C'est l'illustration de ce que les historiens nomment parfois une « tradition inventée ». Ce terme n'a rien de péjoratif : de nombreuses coutumes nationales populaires, des motifs de tartans aux plats traditionnels, ont été façonnées ou popularisées très récemment, précisément parce qu'une nation jeune ou nouvellement indépendante avait besoin de repères fédérateurs. Le lopapeysa s'inscrit parfaitement dans ce schéma. Il semble intemporel parce que les Islandais avaient besoin qu'il le soit, et parce qu'il était suffisamment chaud, élégant et robuste pour mériter ce statut.

Protéger la tradition aujourd'hui

À mesure que la renommée du lopapeysa grandissait, le marché s'est trouvé inondé d'imitations industrielles bon marché — souvent tricotées à l'étranger avec des laines sans rapport avec l'Islande. Face à cela, les tricoteurs islandais se sont organisés. L'Association du tricot fait main d'Islande (*Handknitting Association of Iceland*) a été fondée en 1977 pour soutenir les artisans, leur garantir une rémunération équitable et protéger la réputation des pièces authentiques.

Cette démarche a mené à la création d'une désignation d'origine officielle vers 2020, définissant les critères précis d'un véritable lopapeysa : tricoté à la main en Islande, à partir de pure laine de mouton islandais, sans coutures et doté de cet empiècement circulaire caractéristique. C'est un cas rare où un vêtement traditionnel bénéficie d'une protection juridique comparable à celle des vins ou des produits gastronomiques — preuve de l'importance capitale accordée à ce pull dans le patrimoine national.

En vous promenant à Reykjavík aujourd'hui, vous verrez des lopapeysas partout : dans les boutiques de souvenirs, sur les épaules des guides touristiques et des commerçants, ainsi que sur les habitants qui les portent au quotidien par temps frais. Cet équilibre entre souvenir touristique et pièce d'héritage, entre production industrielle et artisanat fait main, reste très vivant — c'est pourquoi le rôle des organismes protégeant le fait main demeure essentiel.

Une jeune tradition portée comme une ancienne

Ce qui rend l'histoire du lopapeysa si captivante n'est pas qu'elle remonte aux Vikings, mais qu'elle n'ait pas besoin de l'être.

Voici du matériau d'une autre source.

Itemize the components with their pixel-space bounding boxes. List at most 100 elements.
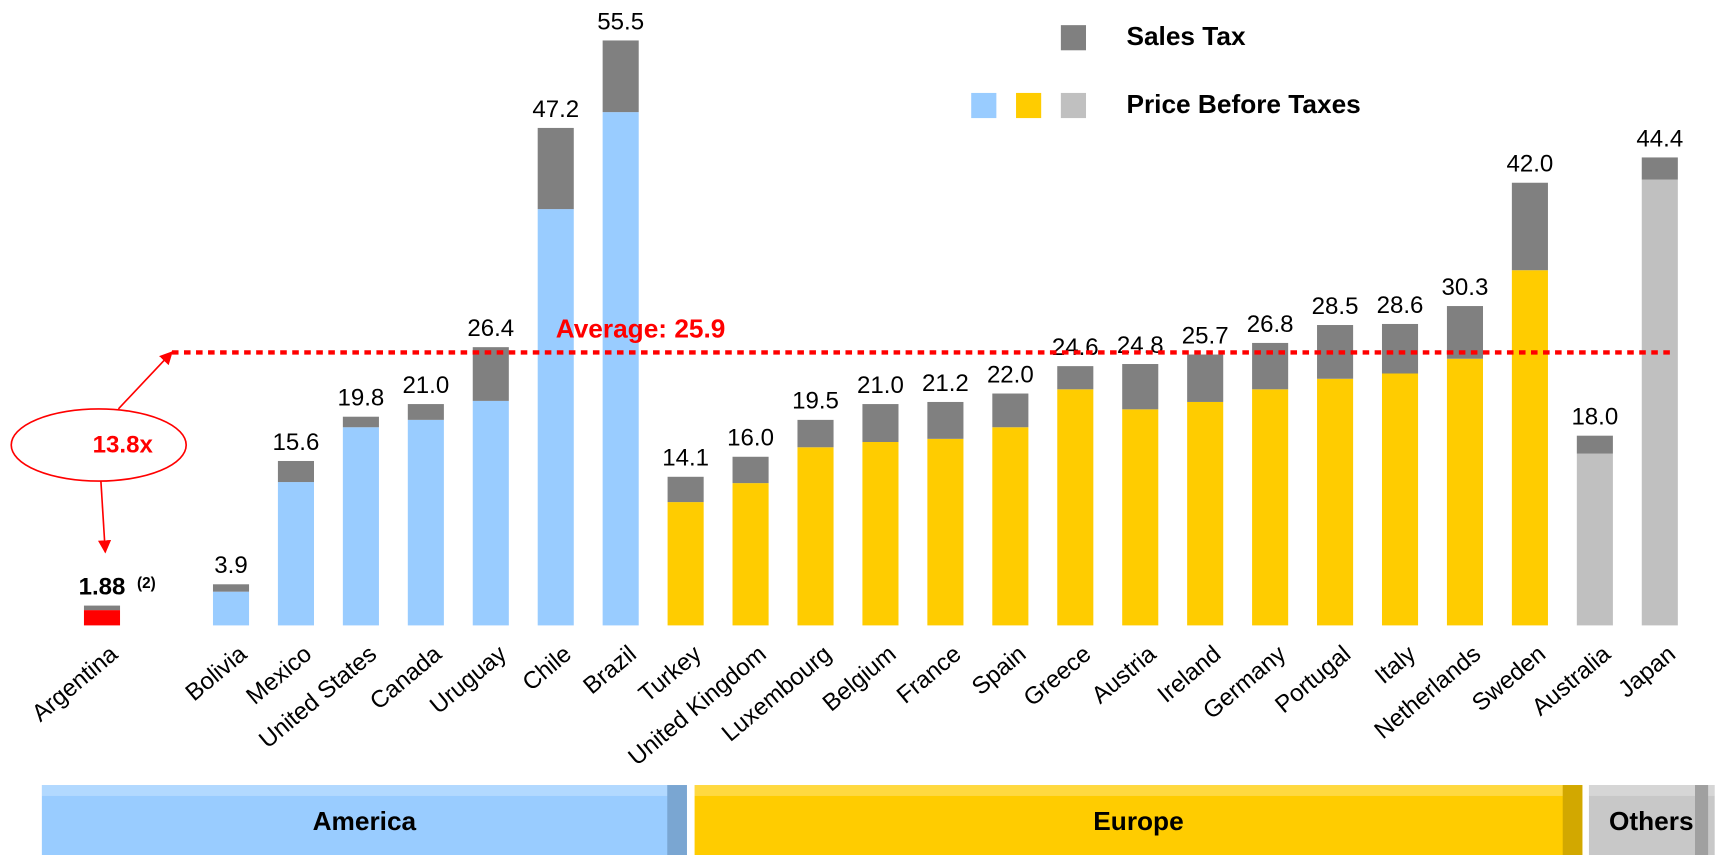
legend-swatch	[1060, 25, 1087, 51]
legend-label: Price Before Taxes	[1126, 89, 1360, 119]
total-label: 28.5	[1312, 293, 1359, 320]
bar-segment	[667, 502, 704, 626]
bar-segment	[212, 591, 250, 626]
total-label: 22.0	[987, 361, 1034, 388]
bar-segment	[537, 209, 574, 626]
total-label: 3.9	[214, 552, 247, 579]
x-tick-label: Chile	[517, 640, 576, 696]
bar-segment	[1187, 354, 1224, 402]
bar-segment	[927, 401, 964, 439]
total-label: 19.8	[337, 385, 384, 412]
total-label: 30.3	[1442, 274, 1489, 301]
bar-segment	[1576, 435, 1613, 454]
bar-segment	[797, 447, 834, 626]
total-label: 24.8	[1117, 332, 1164, 359]
legend-swatch	[1016, 92, 1042, 119]
bar-segment	[927, 438, 964, 626]
bar-segment	[537, 127, 574, 210]
region-label: Others	[1609, 806, 1694, 836]
total-label: 18.0	[1571, 404, 1618, 431]
region-band	[694, 785, 1583, 855]
bar-segment	[407, 419, 444, 626]
legend-swatch	[971, 92, 997, 119]
region-band	[41, 785, 687, 855]
region-band-edge	[1695, 785, 1709, 855]
region-band	[1588, 785, 1715, 855]
total-label: 44.4	[1636, 125, 1683, 152]
annotation-arrow	[98, 481, 112, 554]
bar-segment	[1317, 378, 1354, 626]
legend-label: Sales Tax	[1126, 21, 1246, 51]
total-label: 15.6	[273, 429, 320, 456]
bar-segment	[342, 427, 379, 626]
bar-segment	[83, 605, 121, 611]
total-label: 26.8	[1247, 311, 1294, 338]
bar-segment	[1057, 366, 1094, 390]
x-tick-label: Belgium	[818, 640, 902, 717]
total-label: 24.6	[1052, 334, 1099, 361]
bar-segment	[992, 427, 1029, 626]
bar-segment	[1122, 409, 1159, 626]
bar-segment	[602, 40, 639, 113]
total-label: 1.88	[79, 573, 126, 600]
bar-segment	[992, 393, 1029, 428]
x-tick-label: Argentina	[27, 640, 124, 727]
bar-segment	[1317, 325, 1354, 379]
bar-segment	[472, 400, 509, 626]
total-label: 26.4	[467, 315, 514, 342]
x-tick-label: France	[892, 640, 967, 709]
bar-segment	[1511, 270, 1548, 626]
total-label: 16.0	[727, 425, 774, 452]
annotation-arrow	[117, 351, 173, 410]
region-band-edge	[667, 785, 687, 855]
x-tick-label: Italy	[1370, 640, 1421, 689]
bar-segment	[1252, 389, 1289, 626]
region-label: America	[313, 806, 417, 836]
total-label: 25.7	[1182, 322, 1229, 349]
bar-segment	[1381, 373, 1419, 626]
annotation-ellipse	[10, 408, 188, 482]
bar-segment	[602, 112, 639, 626]
x-tick-label: Austria	[1087, 640, 1162, 709]
bar-segment	[277, 482, 314, 626]
bar-segment	[1641, 157, 1678, 180]
total-label: 14.1	[662, 445, 709, 472]
total-label: 47.2	[532, 96, 579, 123]
total-label: 21.0	[857, 372, 904, 399]
region-label: Europe	[1093, 806, 1183, 836]
total-label: 19.5	[792, 388, 839, 415]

En moins d'un siècle, les Islandais ont apporté une réponse pragmatique à une économie en mutation, en utilisant une laine que leur île façonnait depuis mille ans, pour en faire un symbole indissociable de leur identité. Aujourd'hui, chaque fois que quelqu'un monte un empiècement en laine islandaise, il ne reproduit pas seulement un patron : il poursuit une tradition vivante et en pleine évolution.